Bir şey söylememe izin vermeden mutfaktan çıktı. Bunu söylemek için mi gelmişti peşimden? Kapıdaki bakışı şimdi sadece beni uyarmak için peşimden gelmesi. Berzan ağanın amacını anlayamıyorum. Bunları neden yapıyorsun Berzan ağa çığlıklarımı acılarımı görüp sadece birkaç cümle söyleyip neden gidiyorsun?
Ben öylece arkasından düşüncelere dalmışken bu sefer mutfak kapısında Ahmet abim belirdi. Yüzünde anlamadığım bir ifade vardı. Anlamaya çalıştım ama bana sarıldığında çok önemsemedim. Ahmet abimi o kadar çok özlemiştim ki ona o kadar ihtiyacım vardı ki hiçbir şeyin önemi kalmamıştı ona sarıldığım anda. Ahmet abim benim sığınağım güvendiğim tek dayanağımdı. Bir anda gözlerimden düşmeye başlayan yaşları tutamadım ve hıçkırarak ağlamaya başladım. Ahmet abim de bunu bekliyormuş gibi daha sıkı sarıldı. Olmadığı yılları telafi etmek ister gibiydi. Ben onun ve ailemin yokluğuna hiç alışamamıştım. Şimdi ise bir sarılmasıyla her şey geçmiş gibi huzurla doldum. Abimdi o benim o da benim gibi kimsesizdi. O beni yıllar önce bırakmış olsa da ben onu asla bırakmayacağım...

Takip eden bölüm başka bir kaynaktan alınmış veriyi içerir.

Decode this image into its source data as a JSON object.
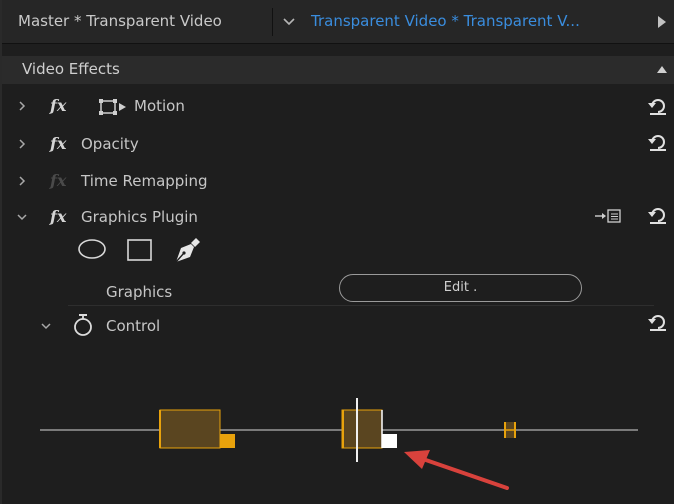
{
  "header": {
    "master_label": "Master * Transparent Video",
    "clip_label": "Transparent Video * Transparent V...",
    "clip_color": "#3a8dde"
  },
  "section": {
    "title": "Video Effects"
  },
  "effects": [
    {
      "label": "Motion",
      "expanded": false,
      "enabled": true
    },
    {
      "label": "Opacity",
      "expanded": false,
      "enabled": true
    },
    {
      "label": "Time Remapping",
      "expanded": false,
      "enabled": false
    },
    {
      "label": "Graphics Plugin",
      "expanded": true,
      "enabled": true
    }
  ],
  "graphics_plugin": {
    "tools": [
      "ellipse-tool-icon",
      "rectangle-tool-icon",
      "pen-tool-icon"
    ],
    "graphics_label": "Graphics",
    "edit_button_label": "Edit .",
    "control_label": "Control"
  },
  "colors": {
    "keyframe_orange": "#e8a20c",
    "keyframe_fill": "#5a4520",
    "arrow_red": "#d8423c"
  },
  "icons": {
    "fx": "fx",
    "reset": "reset-icon",
    "stopwatch": "stopwatch-icon"
  }
}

Gözümü açtığımda odam da yatağımda yatıyordum. Perdelerimin hepsi kapalı olduğu için etraf karanlıktı. Daha sabah olmadığını düşünüyordum ki kafamı saatime çevirene kadar. Saat öğlen olmuştu. Hızla yataktan kalkıp perdeleri açtım. Havanın yağmurlu olduğunu gördüğümde kendime söylenmeye başladım. (Hayır yani ne var o kadar ağlayacak sonra da uyuya kalacak. Hem evde bir sürü misafir varken. Yengem kesin bu sefer beni öldürecek.) Banyoya koştum elimi yüzümü yıkayıp dolabıma gittim de bir kere daha şok oldum. Dolabım bomboştu. (Yengem acaba öğleye kadar uyuduğum için beni evden mi atacaktı? Yengemi cadı kıyafetleriyle beni evden attığını düşündüm.) Aklıma ilk gelen düşünceye kendi kendime gülmeye başladım ama kendimi durduramadım. Kıkırdamalarım kahkahalara dönüştü. Kendimi durdurmaya çalıştıkça daha da çok gülmeye başladım. O sırada kapının açılma sesini duydum yavaşça gülmem durunca kafamı kaldırdım. Yengem ve Berfin'le karşılaşmayı beklemiyordum tabi ki. Gülmemi durdurup geceliğimi düzelttim. Şimdi fark ettiğim geceliğimle aklıma bir soru işareti düştü. Benim geceliğimi kim giydirmişti bana? bunu daha sonra düşünmek üzere arka plana attım.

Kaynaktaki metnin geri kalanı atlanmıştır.